Second, BMI, a measure of surgery eligibility and clinical outcome, was not available in the database. However, control patients were matched to surgery patients along multiple demographic factors and 16 comorbidities likely correlated with BMI. More importantly, both surgery and control patients were diagnosed with a BMI of at least 35 kg/m2.
Third, the reliability of the cost-savings estimates depends in part on the accuracy of the matching process. Although an exact match results in a more balanced sample of patients and controls than a propensity score approach, unobserved characteristics unrelated to index costs, age, gender, and selected comorbidities may influence the decision for surgery and cannot be controlled for with the current methodology.
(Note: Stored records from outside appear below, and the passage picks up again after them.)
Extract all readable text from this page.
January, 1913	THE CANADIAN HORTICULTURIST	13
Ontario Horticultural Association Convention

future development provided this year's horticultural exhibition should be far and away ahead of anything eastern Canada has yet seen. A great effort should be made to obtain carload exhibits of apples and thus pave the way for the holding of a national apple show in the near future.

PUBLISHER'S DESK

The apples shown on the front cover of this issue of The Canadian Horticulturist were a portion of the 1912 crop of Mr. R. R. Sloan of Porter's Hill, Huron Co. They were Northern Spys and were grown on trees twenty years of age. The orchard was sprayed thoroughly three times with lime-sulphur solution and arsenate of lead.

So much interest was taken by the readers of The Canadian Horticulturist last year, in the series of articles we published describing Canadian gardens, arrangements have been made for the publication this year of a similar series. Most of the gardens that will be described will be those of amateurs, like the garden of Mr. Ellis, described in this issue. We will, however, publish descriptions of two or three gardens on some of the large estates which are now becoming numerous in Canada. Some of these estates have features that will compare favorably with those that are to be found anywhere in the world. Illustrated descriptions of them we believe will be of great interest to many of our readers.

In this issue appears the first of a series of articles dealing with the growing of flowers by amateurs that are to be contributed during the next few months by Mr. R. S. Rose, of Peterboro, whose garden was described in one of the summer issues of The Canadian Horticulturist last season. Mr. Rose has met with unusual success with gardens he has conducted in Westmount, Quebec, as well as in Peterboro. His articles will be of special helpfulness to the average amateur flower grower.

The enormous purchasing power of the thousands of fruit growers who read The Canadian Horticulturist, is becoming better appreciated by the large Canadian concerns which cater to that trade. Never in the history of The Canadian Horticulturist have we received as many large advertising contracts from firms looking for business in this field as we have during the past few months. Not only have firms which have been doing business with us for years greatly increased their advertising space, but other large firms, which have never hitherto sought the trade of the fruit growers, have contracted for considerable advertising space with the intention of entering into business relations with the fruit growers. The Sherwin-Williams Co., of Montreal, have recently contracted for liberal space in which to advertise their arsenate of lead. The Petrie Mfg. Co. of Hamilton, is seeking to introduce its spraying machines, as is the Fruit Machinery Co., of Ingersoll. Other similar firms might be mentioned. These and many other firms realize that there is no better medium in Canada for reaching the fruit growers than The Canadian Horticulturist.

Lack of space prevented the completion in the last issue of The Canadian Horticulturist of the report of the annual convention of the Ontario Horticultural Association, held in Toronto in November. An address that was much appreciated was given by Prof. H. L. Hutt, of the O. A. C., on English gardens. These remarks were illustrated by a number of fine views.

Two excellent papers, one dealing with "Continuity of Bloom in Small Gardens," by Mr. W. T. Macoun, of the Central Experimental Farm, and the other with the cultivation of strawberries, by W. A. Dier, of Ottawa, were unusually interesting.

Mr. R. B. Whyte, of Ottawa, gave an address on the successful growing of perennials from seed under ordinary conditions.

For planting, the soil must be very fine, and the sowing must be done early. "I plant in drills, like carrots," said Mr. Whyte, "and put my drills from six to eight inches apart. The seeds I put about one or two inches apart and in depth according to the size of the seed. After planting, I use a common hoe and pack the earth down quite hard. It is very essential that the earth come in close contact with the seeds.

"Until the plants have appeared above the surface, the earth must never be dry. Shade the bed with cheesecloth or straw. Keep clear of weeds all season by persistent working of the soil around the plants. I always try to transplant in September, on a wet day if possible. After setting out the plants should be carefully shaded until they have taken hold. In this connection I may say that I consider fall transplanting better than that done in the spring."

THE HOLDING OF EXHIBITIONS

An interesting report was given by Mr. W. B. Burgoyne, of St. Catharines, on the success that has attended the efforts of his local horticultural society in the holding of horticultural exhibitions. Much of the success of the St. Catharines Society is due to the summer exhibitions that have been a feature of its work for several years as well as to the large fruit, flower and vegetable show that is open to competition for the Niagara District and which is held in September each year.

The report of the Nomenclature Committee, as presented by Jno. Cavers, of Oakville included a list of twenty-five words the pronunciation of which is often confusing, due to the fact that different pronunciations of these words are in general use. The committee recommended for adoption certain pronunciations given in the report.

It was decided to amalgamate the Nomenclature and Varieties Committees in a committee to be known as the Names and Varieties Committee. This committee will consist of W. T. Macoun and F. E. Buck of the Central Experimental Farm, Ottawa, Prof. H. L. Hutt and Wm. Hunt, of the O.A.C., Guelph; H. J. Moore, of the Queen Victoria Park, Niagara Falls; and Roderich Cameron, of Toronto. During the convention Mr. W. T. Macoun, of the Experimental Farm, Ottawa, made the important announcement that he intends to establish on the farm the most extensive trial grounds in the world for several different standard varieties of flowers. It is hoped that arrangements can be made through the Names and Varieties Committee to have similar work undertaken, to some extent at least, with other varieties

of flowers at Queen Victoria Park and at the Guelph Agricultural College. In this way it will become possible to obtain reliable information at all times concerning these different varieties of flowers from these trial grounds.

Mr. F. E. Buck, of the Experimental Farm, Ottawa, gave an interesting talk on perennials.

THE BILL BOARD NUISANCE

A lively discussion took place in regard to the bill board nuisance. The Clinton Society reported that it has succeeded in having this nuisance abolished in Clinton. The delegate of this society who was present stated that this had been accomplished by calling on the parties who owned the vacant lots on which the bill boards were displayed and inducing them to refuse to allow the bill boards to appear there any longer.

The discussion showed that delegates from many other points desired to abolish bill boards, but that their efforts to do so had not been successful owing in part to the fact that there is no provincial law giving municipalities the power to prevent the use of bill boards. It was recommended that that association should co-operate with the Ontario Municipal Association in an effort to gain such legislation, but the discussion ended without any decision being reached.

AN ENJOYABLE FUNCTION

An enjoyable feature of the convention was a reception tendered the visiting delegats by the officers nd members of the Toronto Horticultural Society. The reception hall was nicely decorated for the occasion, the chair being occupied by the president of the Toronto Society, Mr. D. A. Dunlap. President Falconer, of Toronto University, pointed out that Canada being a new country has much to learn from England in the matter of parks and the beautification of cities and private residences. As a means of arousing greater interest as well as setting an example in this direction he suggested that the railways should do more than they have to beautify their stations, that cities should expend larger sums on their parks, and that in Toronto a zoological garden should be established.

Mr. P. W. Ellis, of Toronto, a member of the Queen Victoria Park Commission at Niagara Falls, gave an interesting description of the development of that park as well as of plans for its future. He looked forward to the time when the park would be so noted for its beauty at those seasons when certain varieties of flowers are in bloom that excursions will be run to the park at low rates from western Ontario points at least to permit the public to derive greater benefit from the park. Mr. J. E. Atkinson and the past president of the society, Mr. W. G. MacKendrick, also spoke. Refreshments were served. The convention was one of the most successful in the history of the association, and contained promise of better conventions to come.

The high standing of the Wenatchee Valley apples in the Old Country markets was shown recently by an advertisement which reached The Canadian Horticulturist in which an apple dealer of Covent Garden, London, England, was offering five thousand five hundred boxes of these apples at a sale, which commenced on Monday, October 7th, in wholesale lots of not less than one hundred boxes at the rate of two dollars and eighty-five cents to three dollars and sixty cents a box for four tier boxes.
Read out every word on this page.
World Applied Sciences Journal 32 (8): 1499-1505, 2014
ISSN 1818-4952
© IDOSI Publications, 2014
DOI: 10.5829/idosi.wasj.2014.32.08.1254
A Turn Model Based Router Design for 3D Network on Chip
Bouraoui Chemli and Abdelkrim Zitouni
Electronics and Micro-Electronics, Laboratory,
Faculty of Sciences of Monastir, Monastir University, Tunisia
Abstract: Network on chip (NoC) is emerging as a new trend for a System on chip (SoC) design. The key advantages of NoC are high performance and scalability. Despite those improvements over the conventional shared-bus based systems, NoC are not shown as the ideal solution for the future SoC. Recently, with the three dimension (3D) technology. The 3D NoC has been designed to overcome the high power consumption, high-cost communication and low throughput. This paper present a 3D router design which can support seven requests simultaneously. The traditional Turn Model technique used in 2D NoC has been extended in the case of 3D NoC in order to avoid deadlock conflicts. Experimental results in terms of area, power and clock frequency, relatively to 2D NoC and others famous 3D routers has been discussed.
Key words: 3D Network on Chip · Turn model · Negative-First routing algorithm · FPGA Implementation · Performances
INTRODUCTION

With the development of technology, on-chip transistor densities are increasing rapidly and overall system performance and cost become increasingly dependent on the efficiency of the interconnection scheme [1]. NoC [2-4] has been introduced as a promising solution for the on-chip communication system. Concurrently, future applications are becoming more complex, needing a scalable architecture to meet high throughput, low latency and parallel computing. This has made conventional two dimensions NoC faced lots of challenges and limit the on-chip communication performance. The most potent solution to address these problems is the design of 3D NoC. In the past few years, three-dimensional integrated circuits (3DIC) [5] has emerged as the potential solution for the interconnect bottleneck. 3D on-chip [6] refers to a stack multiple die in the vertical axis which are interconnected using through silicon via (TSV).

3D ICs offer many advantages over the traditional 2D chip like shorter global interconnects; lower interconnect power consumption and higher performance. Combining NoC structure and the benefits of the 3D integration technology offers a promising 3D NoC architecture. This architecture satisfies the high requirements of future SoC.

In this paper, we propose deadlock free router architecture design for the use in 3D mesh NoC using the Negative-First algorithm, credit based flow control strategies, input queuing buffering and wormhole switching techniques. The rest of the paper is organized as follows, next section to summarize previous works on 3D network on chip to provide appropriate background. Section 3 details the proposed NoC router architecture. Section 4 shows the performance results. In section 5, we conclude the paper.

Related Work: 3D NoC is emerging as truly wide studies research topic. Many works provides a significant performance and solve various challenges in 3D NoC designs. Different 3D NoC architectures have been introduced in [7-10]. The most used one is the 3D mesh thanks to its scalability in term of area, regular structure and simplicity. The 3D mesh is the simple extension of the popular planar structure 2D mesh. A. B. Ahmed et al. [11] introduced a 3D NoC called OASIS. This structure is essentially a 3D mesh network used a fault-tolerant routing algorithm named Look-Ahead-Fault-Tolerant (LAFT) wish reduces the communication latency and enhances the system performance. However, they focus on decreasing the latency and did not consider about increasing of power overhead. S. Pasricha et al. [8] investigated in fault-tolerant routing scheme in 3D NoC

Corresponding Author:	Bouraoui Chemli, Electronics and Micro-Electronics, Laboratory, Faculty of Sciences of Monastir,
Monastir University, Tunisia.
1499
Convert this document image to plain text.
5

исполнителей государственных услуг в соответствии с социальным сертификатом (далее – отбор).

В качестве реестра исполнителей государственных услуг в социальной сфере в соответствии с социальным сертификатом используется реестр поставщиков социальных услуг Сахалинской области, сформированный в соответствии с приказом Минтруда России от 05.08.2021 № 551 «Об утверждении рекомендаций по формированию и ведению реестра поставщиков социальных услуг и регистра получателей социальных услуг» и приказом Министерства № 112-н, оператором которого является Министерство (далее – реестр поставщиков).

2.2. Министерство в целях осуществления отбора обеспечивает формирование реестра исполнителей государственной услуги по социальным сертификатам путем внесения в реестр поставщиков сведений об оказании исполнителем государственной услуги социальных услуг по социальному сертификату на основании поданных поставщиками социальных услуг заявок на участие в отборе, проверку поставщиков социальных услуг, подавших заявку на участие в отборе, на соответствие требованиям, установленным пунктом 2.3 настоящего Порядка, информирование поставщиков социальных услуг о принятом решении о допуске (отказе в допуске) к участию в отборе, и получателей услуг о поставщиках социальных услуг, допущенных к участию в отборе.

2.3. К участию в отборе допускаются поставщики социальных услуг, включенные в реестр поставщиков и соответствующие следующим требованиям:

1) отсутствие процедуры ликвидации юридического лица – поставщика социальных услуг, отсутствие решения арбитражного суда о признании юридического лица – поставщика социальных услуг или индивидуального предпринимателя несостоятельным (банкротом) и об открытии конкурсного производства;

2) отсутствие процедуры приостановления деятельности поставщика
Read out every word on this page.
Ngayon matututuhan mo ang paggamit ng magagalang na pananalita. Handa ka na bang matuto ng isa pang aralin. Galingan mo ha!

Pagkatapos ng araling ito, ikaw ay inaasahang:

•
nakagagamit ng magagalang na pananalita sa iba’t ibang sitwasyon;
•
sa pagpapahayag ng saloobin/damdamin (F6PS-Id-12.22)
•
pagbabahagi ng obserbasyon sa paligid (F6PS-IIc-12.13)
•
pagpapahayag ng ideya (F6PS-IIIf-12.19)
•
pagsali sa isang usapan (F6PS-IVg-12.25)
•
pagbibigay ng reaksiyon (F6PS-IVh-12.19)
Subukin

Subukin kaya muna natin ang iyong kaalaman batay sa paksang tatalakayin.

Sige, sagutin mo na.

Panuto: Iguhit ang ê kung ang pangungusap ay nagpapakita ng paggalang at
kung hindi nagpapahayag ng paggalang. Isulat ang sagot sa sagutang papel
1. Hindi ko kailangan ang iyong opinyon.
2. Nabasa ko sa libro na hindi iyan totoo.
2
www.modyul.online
Fourth, there could be differences in lifestyle behaviors, self-management skills, and other diabetes medical treatments between surgery and control patients. Also, some medication use may be misrepresented in the claims database because patients obtain medications from alternative sources (e.g., dual insurance coverage or samples) or may temporarily stop a medication because of a physician recommendation or side effects. However, given the size of the study and its design, it is unlikely that these factors bias the results significantly.
This study demonstrates that bariatric surgery is cost-effective for diabetes patients with BMI ≥35 kg/m2. Additional studies are needed to determine the optimal eligibility criteria for bariatric surgery in diabetes patients based on both clinical and economic cost-benefit relationships.
Some of the authors (P.Y.C., A.G., S.E., and T.J.M.) received funding from Ethicon Endo-Surgery, Inc. The funding source had no role in study design, collection, analysis, and interpretation of data, writing the paper, or in the decision to submit the paper for publication.